The e-scooter craze can be traced back entirely to California. In the fall of 2017, the company Lime began offering a dockless, scooter rental service (operated via app) in San Francisco; Bird soon followed with its own version in Santa Monica. Despite eventually incurring the wrath of local city governments over having put thousands of scooters on streets with no permission, the e-scooters took off in popularity. (Both cities temporarily banned e-scooters, but have since started pilot programs for certain companies.)
As it turns out, the researchers behind the current study, published Friday in JAMA Network Open, were all based at the University of California, Los Angeles, giving them a up-close look at the trend as it took off.
They decided to examine medical records from the emergency departments of two hospitals affiliated with UCLA, including one in Santa Monica. They singled out cases that took place between September 1, 2017 to August 31, 2018, using search terms such as “scooter,” “Bird,” and “Lime,” to find them.
All told, there were 249 people who visited these emergency rooms with injuries associated with e-scooters within that year. The vast majority, 91 percent, had gotten hurt while riding, usually by falling. And some got seriously hurt.
“Although only six percent of patients were admitted to the hospital, nearly 1 in 3 patients arrived by ambulance. 80 percent had an imaging test (x-rays or CT-scans), and fractures and head injuries were common among ED patients,” lead author Tarak Trivedi, an emergency medicine physician at Ronald Reagan UCLA Medical Center, told Gizmodo via email.
Trivedi and his team also conducted a simple, observational survey of nearly 200 scooter riders in the wild, looking to see whether riders were being safe. Barely 5 percent of these riders used helmets (a similar percentage of riders in the emergency department reported helmet use, though helmet status was unknown in 63 percent of cases). Just over a quarter of riders rode on the sidewalk, a legal no-no in most areas, while 9 percent broke traffic laws and 8 percent rode with someone in the back.
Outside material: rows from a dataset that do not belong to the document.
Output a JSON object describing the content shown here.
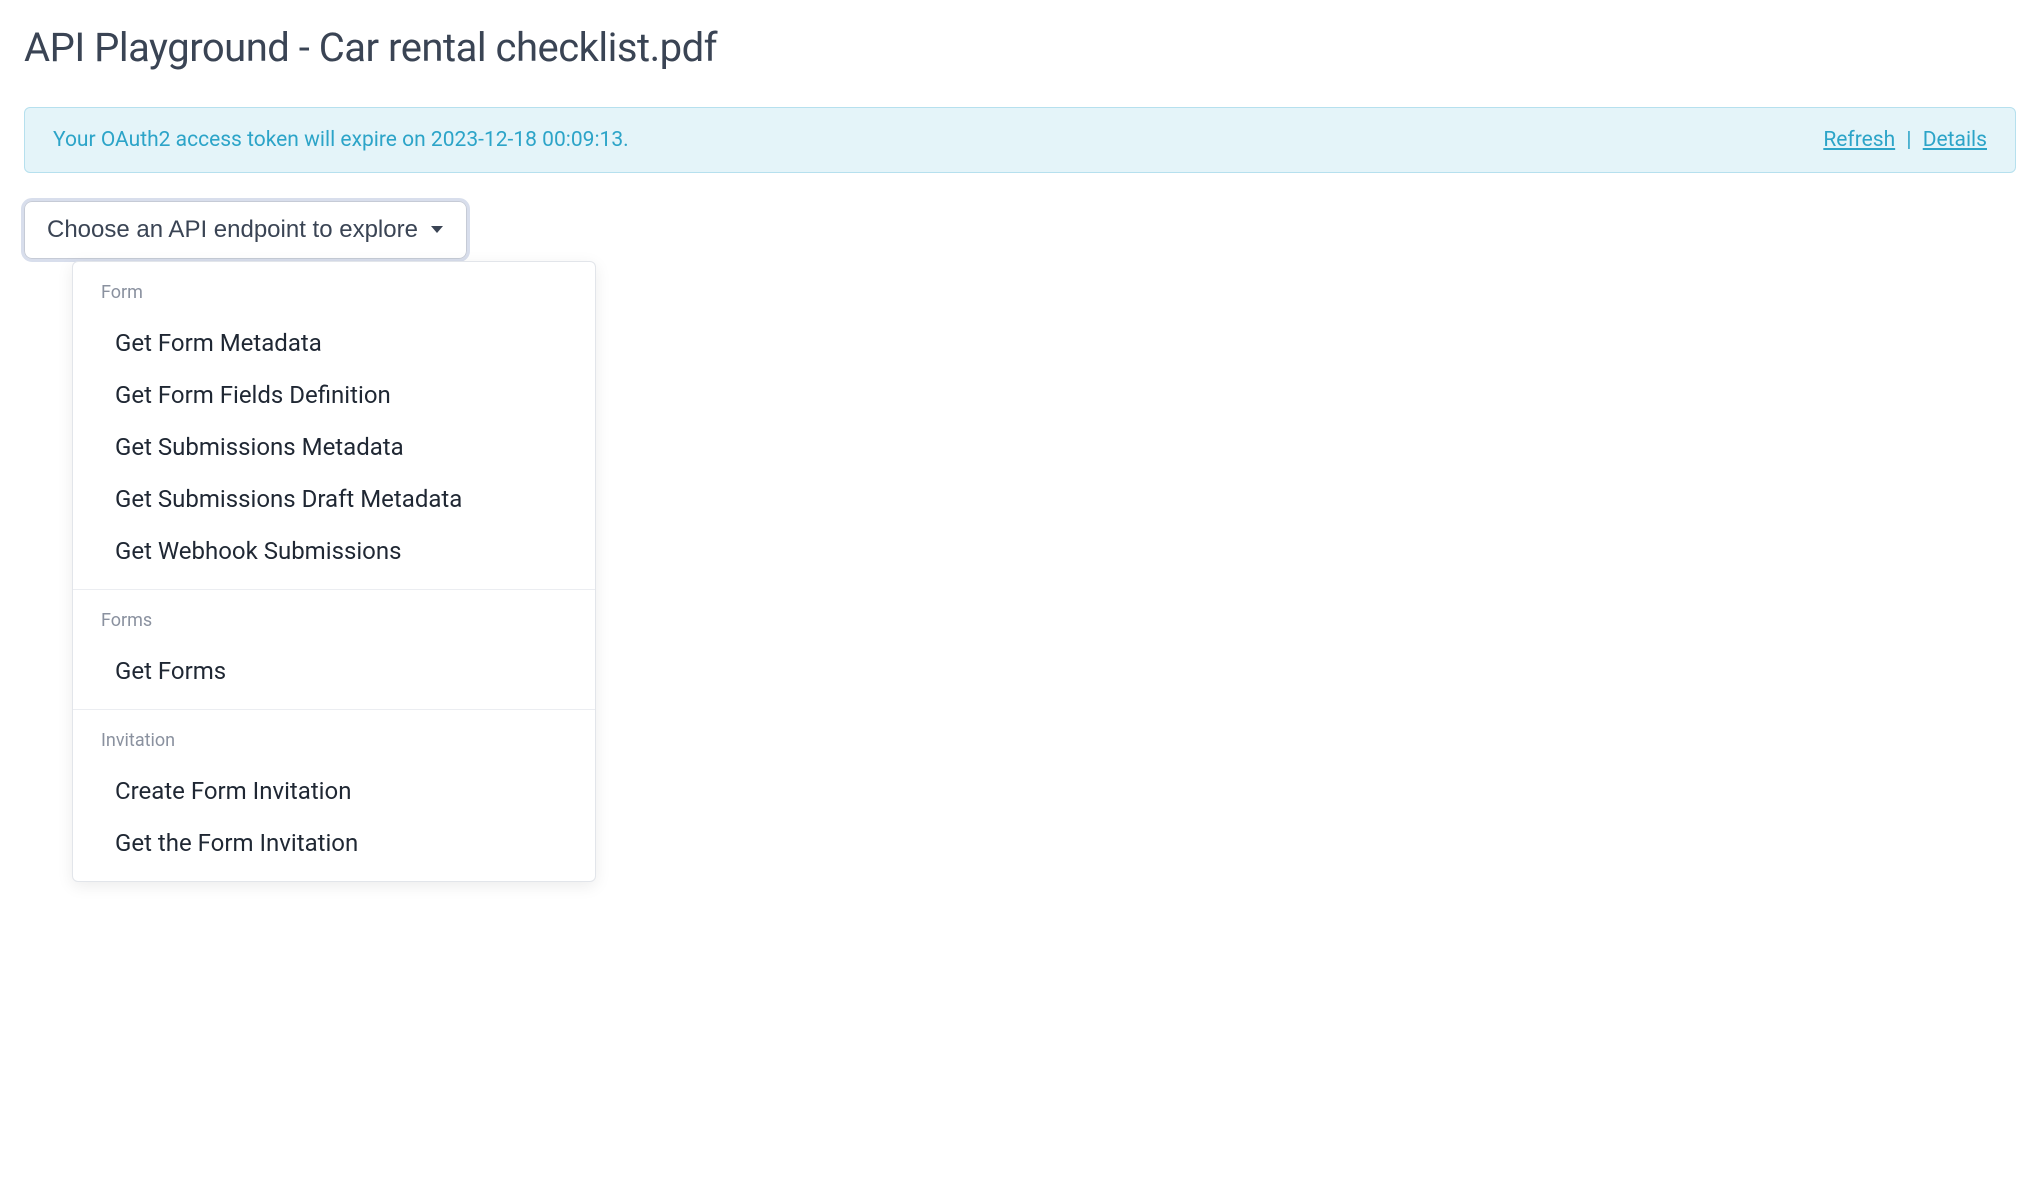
{
  "page": {
    "title": "API Playground - Car rental checklist.pdf"
  },
  "alert": {
    "message": "Your OAuth2 access token will expire on 2023-12-18 00:09:13.",
    "refresh_label": "Refresh",
    "separator": "|",
    "details_label": "Details"
  },
  "dropdown": {
    "button_label": "Choose an API endpoint to explore",
    "groups": [
      {
        "header": "Form",
        "items": [
          "Get Form Metadata",
          "Get Form Fields Definition",
          "Get Submissions Metadata",
          "Get Submissions Draft Metadata",
          "Get Webhook Submissions"
        ]
      },
      {
        "header": "Forms",
        "items": [
          "Get Forms"
        ]
      },
      {
        "header": "Invitation",
        "items": [
          "Create Form Invitation",
          "Get the Form Invitation"
        ]
      }
    ]
  }
}
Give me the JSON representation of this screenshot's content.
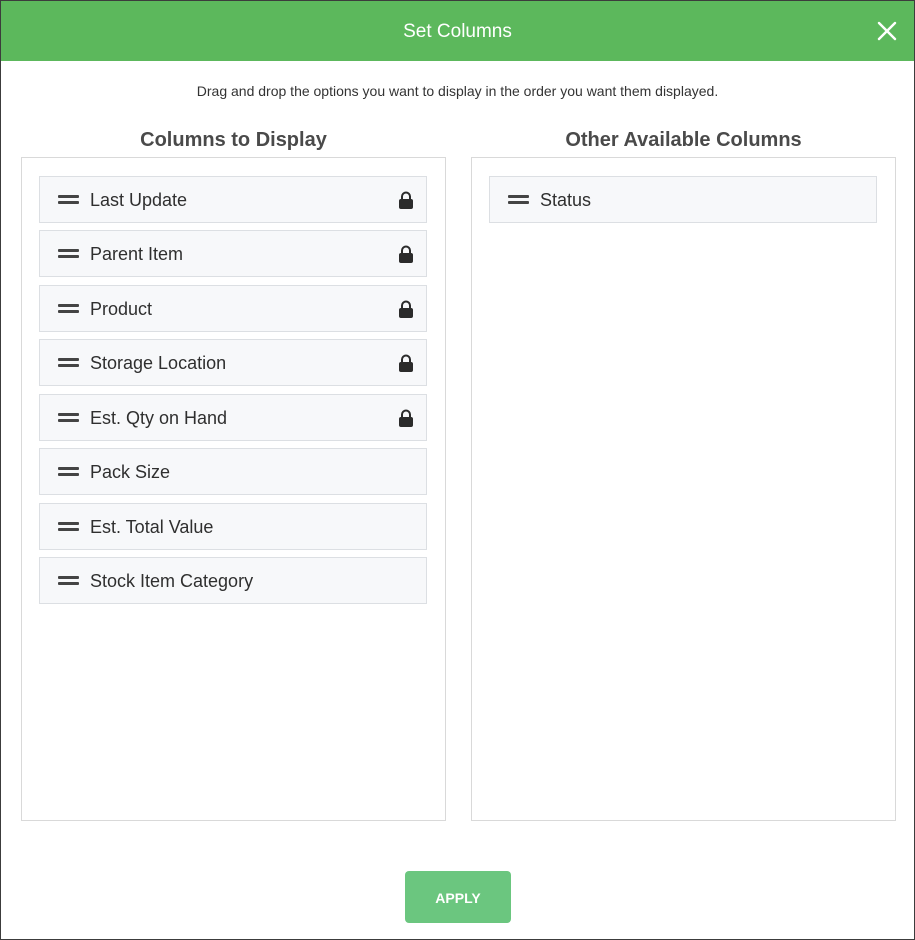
{
  "dialog": {
    "title": "Set Columns",
    "close_icon": "close-icon",
    "instructions": "Drag and drop the options you want to display in the order you want them displayed.",
    "apply_label": "APPLY",
    "colors": {
      "header": "#5cb85c",
      "apply_button": "#6bc67f"
    }
  },
  "columns_to_display": {
    "title": "Columns to Display",
    "items": [
      {
        "label": "Last Update",
        "locked": true
      },
      {
        "label": "Parent Item",
        "locked": true
      },
      {
        "label": "Product",
        "locked": true
      },
      {
        "label": "Storage Location",
        "locked": true
      },
      {
        "label": "Est. Qty on Hand",
        "locked": true
      },
      {
        "label": "Pack Size",
        "locked": false
      },
      {
        "label": "Est. Total Value",
        "locked": false
      },
      {
        "label": "Stock Item Category",
        "locked": false
      }
    ]
  },
  "other_columns": {
    "title": "Other Available Columns",
    "items": [
      {
        "label": "Status",
        "locked": false
      }
    ]
  }
}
Eleven percent were also under the age of 18, flouting the age and license restrictions set by companies like Bird and Lime.
Doctors have voiced concerns about e-scooter injuries before. But the study’s findings, according to the authors, are the first to document the extent of these injuries in the ED. At this point, Trivedi said, there’s no clear way to know how commonly these injuries are happening, even in their study, because we don’t know how many people are riding in a specific area. For some context, Bird recently announced that it had hit 10 million rides this past September, while Lime announced 11.5 million rides across its scooters and bikes combined.
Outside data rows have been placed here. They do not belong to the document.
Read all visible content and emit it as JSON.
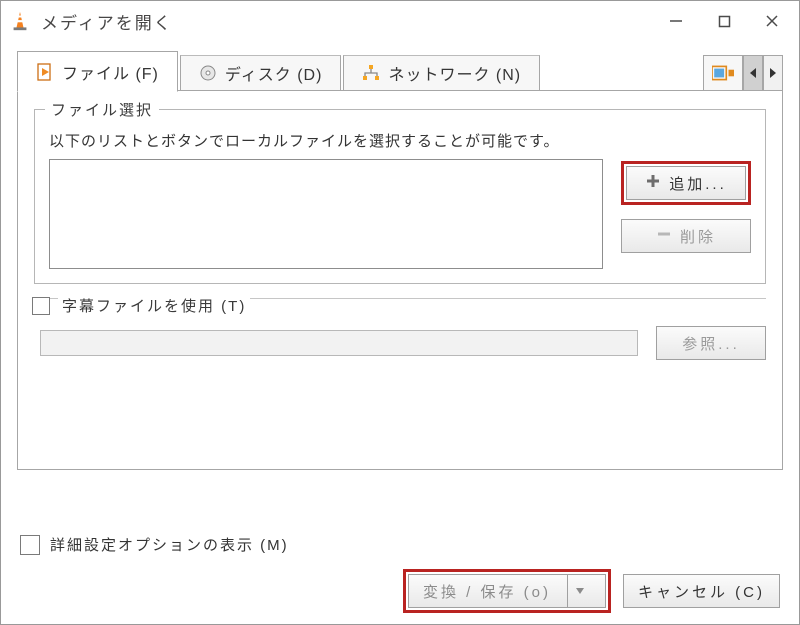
{
  "window": {
    "title": "メディアを開く"
  },
  "tabs": {
    "file": {
      "label": "ファイル (F)"
    },
    "disc": {
      "label": "ディスク (D)"
    },
    "network": {
      "label": "ネットワーク (N)"
    }
  },
  "file_group": {
    "legend": "ファイル選択",
    "help": "以下のリストとボタンでローカルファイルを選択することが可能です。",
    "add_label": "追加...",
    "remove_label": "削除"
  },
  "subtitle": {
    "checkbox_label": "字幕ファイルを使用 (T)",
    "browse_label": "参照..."
  },
  "advanced": {
    "checkbox_label": "詳細設定オプションの表示 (M)"
  },
  "footer": {
    "convert_label": "変換 / 保存 (o)",
    "cancel_label": "キャンセル (C)"
  }
}
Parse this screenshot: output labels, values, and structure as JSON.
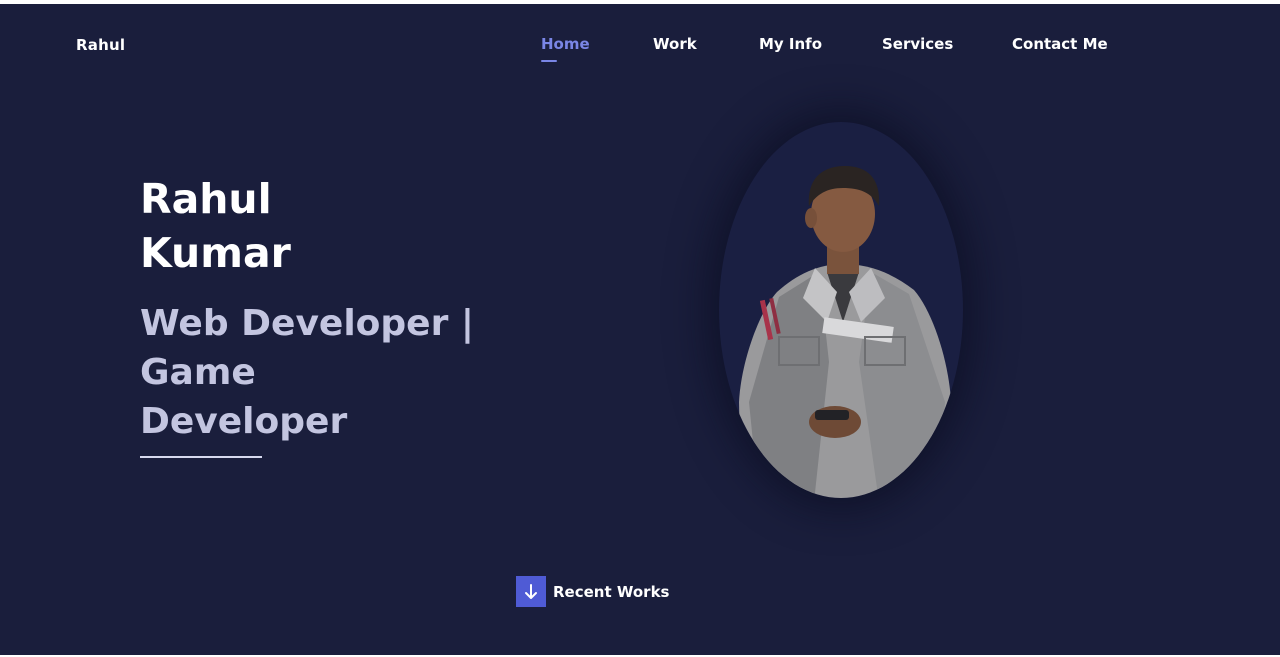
{
  "brand": {
    "logo": "Rahul"
  },
  "nav": {
    "items": [
      {
        "label": "Home",
        "active": true
      },
      {
        "label": "Work",
        "active": false
      },
      {
        "label": "My Info",
        "active": false
      },
      {
        "label": "Services",
        "active": false
      },
      {
        "label": "Contact Me",
        "active": false
      }
    ]
  },
  "hero": {
    "first_name": "Rahul",
    "last_name": "Kumar",
    "role_line1": "Web Developer |",
    "role_line2": "Game",
    "role_line3": "Developer"
  },
  "cta": {
    "label": "Recent Works",
    "icon": "arrow-down-icon"
  },
  "colors": {
    "background": "#1a1e3c",
    "accent": "#4f5bd5",
    "nav_active": "#7a86e6",
    "text": "#ffffff",
    "subtext": "#c3c5e0"
  }
}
The authors aren’t trying to stop the e-scooter buzz; Trivedi himself even uses one regularly. But there are definitely things companies and cities should be doing to mitigate the risk of injury.
“Our study didn’t have the ability to assess the role of damaged or malfunctioning scooters in scooter accidents. However as an e-scooter rider, I know that the accelerators and brakes on the scooters can sometimes ‘stick’; this is something that patients have shared with me as well in the [emergency department],” he said. “Scooter companies could make reporting damaged scooters easier in the app, and work to minimize the number of malfunctioning scooters on the road. Cities could consider expanding protected lanes, so that scooter riders, bicyclists, and pedestrians can all be safer.”
Another way companies could help researchers like Trivedi is by sharing mileage data so it’d be easier to quantify the injury rate of scooter use. That would let them better understand just how risky these devices generally are. Trivedi and his colleagues may also look at outpatient visits related to e-scooter injuries in the near future, filling in more gaps.
Of course, there are clearly things e-scooter riders themselves could be doing to stay safe.
“While electric scooters are convenient, useful, and fun to use, people should take safety seriously when using electric scooters.” Trivedi said.
Those tips, as might be obvious, include wearing a helmet, staying off the sidewalks to avoid hurting other people, and sticking to one person per scooter.